Относительно места главного события эпохи в индивидуальной жизни большинство респондентов прибегает к умолчанию, амбивалентным образом смешанному с желанием все же рассказать, поделиться. Те, кто согласно официальному советскому дискурсу «работал на врага», не подлежали героизации. Невозможность вписаться в послевоенный гранд-нарратив («как мы ковали победу» либо «как мы трудились в тылу для победы») имела следствием биографический разрыв, отказ от части своей прошлой жизни как от ресурса идентификации.
Из интервью с Е. А-вой:
«…Приятельница-то моя знала, а так никому я не рассказывала, что я была в Германии. Потом уже стали говорить вот там. А то никому ни звука…»

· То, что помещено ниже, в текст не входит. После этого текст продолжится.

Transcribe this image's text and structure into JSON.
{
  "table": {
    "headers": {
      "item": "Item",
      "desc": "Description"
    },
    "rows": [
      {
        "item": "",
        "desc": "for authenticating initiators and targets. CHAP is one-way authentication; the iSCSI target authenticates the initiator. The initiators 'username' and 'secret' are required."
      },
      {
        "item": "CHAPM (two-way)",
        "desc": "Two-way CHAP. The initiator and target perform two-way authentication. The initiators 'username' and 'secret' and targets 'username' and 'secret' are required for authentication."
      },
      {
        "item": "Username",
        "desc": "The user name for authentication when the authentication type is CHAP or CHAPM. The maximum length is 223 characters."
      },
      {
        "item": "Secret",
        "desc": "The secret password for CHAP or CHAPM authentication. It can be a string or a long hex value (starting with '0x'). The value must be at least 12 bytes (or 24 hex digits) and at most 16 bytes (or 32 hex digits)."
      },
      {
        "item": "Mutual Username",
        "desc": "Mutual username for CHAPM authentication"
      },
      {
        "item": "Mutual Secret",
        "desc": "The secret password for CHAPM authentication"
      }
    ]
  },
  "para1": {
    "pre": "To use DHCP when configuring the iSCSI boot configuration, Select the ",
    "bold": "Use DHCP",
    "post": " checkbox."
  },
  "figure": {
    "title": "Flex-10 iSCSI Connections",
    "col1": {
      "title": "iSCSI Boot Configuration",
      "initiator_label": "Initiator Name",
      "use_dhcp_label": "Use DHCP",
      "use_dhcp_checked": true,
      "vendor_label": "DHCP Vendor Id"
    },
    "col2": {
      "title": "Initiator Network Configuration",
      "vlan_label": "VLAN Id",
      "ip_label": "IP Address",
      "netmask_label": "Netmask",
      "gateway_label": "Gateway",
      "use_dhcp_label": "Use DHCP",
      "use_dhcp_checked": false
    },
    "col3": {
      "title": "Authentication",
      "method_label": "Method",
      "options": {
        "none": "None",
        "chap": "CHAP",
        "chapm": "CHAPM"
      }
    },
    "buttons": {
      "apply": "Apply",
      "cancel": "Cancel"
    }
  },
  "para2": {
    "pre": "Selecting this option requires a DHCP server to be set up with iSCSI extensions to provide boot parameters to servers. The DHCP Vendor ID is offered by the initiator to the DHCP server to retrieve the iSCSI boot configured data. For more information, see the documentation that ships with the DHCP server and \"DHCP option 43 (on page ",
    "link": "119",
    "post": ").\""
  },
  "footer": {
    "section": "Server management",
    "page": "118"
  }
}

Большинство респондентов заговорили об этом впервые (даже с близкими — мужьями, женами, детьми) лишь в 1990-е годы. Сложность задачи такого повествования была сопряжена с отсутствием целостного образа, гештальта[345] того, что пережито, но еще не рассказывалось. В этой ситуации респонденты в своих нарративных усилиях прибегали либо к формам группового нарратива, либо к фрагментации рассказа, либо к умолчаниям.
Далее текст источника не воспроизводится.